College of Biomedical Engineering and Instrument Science, Zhejiang University, Hangzhou, Zhejiang Province, China.
Country Two Key Laboratory for Biomedical Engineering, Ministry of Education, y, Hangzhou, Zhejiang Province, China.
Stud Health Technol Inform. 2022 Jun 6;290:106-110. doi: 10.3233/SHTI220041.
The clinical data often have limited usefulness because of the diversified expression. Chinese clinical data standardization can improve the usability of clinical data. The complexity of data cleaning and coding for Chinese clinical data prompted the turn of low-effective manual coding into the computer-aided tool. This study established the universal data cleaning and coding process and tool for Chinese clinical data standardization, which can greatly improve human efficiency.

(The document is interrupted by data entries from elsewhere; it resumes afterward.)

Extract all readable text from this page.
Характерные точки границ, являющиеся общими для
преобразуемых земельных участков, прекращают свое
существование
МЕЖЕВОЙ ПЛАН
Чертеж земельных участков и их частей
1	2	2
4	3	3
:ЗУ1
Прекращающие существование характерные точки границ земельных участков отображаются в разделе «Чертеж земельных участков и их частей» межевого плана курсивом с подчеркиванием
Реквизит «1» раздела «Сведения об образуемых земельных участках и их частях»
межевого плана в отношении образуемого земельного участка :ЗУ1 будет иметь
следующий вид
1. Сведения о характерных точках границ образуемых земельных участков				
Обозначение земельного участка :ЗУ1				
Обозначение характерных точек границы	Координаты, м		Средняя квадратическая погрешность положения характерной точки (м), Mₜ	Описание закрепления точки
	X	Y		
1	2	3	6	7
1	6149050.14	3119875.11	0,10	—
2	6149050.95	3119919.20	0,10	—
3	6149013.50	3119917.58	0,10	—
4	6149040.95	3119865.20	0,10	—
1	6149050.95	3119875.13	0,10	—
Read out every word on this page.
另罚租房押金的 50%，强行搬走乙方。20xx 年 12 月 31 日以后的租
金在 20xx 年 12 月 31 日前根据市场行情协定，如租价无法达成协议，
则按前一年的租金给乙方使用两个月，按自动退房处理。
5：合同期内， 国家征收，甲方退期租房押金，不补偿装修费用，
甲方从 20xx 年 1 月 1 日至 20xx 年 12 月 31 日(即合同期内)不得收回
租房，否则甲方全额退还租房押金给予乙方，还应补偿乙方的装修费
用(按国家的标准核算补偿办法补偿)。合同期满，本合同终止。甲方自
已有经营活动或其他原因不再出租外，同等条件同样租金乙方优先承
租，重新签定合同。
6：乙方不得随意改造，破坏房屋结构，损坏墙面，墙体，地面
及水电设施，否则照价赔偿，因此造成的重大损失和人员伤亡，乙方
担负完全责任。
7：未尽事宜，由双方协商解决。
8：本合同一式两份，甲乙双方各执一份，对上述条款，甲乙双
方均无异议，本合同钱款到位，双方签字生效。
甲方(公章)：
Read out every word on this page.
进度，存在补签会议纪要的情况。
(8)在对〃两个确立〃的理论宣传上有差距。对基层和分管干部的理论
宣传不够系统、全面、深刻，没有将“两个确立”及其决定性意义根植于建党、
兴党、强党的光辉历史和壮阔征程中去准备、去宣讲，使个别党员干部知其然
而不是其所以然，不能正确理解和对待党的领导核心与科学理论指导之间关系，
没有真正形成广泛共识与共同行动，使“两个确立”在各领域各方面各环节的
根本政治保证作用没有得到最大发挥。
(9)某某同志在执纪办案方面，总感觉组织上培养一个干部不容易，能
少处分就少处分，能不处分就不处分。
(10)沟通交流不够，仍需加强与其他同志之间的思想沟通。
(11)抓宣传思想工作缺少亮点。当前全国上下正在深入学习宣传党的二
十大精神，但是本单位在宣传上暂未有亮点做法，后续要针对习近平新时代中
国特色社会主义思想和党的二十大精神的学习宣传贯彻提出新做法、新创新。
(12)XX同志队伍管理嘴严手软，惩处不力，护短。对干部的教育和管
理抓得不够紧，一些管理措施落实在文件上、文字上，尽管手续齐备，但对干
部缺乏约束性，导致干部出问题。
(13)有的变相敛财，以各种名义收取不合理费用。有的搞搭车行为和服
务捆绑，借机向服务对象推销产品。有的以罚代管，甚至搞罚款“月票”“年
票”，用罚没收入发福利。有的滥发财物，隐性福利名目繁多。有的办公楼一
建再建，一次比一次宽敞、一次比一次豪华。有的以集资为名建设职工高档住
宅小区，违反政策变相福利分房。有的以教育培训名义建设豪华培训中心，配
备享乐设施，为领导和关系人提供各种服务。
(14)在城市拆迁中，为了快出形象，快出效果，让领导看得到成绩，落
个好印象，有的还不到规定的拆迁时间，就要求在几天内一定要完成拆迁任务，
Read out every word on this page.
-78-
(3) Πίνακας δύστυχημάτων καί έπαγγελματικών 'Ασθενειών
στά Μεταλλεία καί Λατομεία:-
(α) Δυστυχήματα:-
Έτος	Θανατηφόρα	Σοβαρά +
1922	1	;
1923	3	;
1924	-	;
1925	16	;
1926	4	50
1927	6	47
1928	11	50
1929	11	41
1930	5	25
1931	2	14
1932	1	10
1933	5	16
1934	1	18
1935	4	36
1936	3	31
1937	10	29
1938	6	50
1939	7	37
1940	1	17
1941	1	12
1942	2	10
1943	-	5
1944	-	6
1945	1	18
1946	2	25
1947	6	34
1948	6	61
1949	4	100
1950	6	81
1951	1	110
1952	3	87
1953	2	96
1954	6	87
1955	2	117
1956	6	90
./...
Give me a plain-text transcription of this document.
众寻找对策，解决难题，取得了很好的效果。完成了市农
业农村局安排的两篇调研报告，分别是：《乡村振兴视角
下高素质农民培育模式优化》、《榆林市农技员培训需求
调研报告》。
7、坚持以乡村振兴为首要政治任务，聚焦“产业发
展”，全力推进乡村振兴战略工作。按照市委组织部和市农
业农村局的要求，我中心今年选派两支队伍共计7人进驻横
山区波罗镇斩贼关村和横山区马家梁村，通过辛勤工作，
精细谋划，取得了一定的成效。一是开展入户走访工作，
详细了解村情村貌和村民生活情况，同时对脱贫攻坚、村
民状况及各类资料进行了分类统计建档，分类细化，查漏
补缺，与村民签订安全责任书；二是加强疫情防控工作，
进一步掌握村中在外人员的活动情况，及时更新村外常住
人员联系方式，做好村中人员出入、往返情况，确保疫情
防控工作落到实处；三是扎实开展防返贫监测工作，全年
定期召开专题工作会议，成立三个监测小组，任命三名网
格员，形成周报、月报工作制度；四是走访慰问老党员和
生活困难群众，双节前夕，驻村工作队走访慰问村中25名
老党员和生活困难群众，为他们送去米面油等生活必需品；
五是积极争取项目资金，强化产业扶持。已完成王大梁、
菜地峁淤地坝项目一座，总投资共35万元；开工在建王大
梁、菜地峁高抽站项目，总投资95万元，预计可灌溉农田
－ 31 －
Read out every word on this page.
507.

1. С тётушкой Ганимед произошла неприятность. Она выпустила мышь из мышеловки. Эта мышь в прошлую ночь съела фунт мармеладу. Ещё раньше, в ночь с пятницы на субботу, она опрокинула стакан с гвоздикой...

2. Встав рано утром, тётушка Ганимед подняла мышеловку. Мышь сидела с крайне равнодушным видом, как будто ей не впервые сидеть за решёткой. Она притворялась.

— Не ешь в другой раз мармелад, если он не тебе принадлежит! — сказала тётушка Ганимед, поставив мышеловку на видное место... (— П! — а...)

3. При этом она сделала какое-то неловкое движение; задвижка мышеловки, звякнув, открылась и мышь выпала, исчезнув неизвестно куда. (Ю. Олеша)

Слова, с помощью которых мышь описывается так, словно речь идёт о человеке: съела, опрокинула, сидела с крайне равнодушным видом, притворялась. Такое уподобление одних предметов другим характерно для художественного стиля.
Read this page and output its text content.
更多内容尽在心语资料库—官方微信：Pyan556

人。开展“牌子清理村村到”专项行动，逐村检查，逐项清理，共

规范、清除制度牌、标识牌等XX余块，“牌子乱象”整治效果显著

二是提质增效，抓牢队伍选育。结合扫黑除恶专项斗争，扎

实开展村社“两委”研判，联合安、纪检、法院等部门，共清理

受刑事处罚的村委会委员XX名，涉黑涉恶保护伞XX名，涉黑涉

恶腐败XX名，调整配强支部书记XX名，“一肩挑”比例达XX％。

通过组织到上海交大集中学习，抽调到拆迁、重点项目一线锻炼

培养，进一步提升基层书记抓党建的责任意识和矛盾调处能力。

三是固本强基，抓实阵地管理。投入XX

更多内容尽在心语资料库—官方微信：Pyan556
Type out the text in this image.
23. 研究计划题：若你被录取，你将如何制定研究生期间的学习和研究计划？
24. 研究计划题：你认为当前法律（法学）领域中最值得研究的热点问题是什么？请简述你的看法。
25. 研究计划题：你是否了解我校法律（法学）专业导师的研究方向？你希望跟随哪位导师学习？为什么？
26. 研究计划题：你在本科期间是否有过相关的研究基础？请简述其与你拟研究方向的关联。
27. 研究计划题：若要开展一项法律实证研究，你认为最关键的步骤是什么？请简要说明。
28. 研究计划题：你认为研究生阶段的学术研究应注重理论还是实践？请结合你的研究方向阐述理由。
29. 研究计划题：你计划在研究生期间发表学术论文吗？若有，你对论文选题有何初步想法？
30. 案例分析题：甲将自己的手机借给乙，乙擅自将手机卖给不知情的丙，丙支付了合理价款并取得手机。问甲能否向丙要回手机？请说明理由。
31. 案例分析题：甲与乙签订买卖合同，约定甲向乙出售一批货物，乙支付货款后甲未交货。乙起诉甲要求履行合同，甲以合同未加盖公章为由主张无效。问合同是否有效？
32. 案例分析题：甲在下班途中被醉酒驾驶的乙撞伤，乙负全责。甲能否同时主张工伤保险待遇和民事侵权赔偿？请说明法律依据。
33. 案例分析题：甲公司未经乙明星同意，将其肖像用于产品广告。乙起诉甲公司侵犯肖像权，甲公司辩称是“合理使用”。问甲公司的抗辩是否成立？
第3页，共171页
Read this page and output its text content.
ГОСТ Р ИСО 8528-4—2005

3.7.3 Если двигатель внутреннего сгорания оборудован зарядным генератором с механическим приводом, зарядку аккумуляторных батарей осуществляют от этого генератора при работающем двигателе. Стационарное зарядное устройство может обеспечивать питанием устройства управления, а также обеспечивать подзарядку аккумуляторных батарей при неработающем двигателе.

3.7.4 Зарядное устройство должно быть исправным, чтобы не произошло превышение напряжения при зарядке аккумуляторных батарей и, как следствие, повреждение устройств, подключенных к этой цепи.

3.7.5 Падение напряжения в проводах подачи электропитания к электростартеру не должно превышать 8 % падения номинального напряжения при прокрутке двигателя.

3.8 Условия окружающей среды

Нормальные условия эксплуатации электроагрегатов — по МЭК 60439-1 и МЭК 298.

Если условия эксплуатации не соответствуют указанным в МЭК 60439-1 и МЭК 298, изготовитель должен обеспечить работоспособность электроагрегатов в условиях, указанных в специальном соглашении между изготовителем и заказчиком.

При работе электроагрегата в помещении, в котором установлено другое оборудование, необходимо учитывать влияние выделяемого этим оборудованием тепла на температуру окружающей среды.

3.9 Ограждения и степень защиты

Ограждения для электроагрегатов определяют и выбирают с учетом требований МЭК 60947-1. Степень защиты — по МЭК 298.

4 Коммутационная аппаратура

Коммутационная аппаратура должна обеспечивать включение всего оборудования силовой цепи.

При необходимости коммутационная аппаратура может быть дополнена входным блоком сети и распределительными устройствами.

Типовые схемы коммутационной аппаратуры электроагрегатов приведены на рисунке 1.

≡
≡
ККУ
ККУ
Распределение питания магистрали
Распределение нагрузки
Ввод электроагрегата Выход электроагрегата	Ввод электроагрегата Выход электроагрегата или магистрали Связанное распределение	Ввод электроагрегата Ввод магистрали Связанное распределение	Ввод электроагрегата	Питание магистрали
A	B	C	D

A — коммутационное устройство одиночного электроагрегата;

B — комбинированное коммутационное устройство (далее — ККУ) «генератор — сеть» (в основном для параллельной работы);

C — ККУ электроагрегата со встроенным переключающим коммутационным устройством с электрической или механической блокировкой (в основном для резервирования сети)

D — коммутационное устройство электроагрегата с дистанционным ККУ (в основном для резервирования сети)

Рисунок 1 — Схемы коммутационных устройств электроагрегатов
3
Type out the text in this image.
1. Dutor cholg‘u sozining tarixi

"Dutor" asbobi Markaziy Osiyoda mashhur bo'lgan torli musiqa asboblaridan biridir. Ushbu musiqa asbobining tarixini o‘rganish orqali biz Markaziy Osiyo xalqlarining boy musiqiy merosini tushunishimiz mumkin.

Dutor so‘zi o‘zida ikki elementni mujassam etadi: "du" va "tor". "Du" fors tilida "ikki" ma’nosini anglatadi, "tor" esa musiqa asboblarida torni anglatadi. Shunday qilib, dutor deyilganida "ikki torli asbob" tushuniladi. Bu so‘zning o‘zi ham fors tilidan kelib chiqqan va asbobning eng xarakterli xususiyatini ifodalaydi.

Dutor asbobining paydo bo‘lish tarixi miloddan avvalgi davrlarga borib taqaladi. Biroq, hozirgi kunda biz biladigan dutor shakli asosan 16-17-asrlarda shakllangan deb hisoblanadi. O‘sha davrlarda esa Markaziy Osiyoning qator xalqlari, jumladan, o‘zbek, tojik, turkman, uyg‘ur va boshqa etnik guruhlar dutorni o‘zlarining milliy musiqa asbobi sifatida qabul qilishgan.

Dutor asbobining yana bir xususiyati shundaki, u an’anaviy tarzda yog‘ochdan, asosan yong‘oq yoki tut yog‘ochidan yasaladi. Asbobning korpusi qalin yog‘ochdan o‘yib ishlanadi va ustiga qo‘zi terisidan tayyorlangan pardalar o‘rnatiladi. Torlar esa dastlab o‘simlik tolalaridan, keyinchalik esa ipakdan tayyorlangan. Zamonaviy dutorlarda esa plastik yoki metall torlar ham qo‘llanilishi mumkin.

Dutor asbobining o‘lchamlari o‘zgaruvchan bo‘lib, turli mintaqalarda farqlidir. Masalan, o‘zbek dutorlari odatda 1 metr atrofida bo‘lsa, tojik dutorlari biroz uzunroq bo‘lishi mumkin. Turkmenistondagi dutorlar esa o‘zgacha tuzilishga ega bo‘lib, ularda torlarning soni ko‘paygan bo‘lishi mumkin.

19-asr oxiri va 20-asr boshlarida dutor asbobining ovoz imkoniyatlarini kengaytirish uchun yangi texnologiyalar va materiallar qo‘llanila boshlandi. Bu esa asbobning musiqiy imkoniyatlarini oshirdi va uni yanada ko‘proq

The process included the preprocessing, text similarity algorithm, and manual review. The standardization process proved effective for the diagnosis, drug, and examination data standardization task and can be used gradually in other clinical domains. The semi-automatic data cleaning and coding can reduce the half time for standardization, and it was used in hospitals in Beijing.
临床数据通常由于表达多样化而具有有限的用途。中国临床数据标准化可以提高临床数据的可用性。中文临床数据的数据清理和编码的复杂性促使低效的手动编码转向计算机辅助工具。本研究为中国临床数据标准化建立了通用的数据清理和编码流程及工具,可以极大地提高工作效率。该流程包括预处理、文本相似度算法和手动审查。标准化流程在诊断、药物和检查数据标准化任务中被证明是有效的,并且可以在其他临床领域逐步应用。半自动化的数据清理和编码可以将标准化的时间减少一半,已经在北京的医院中使用。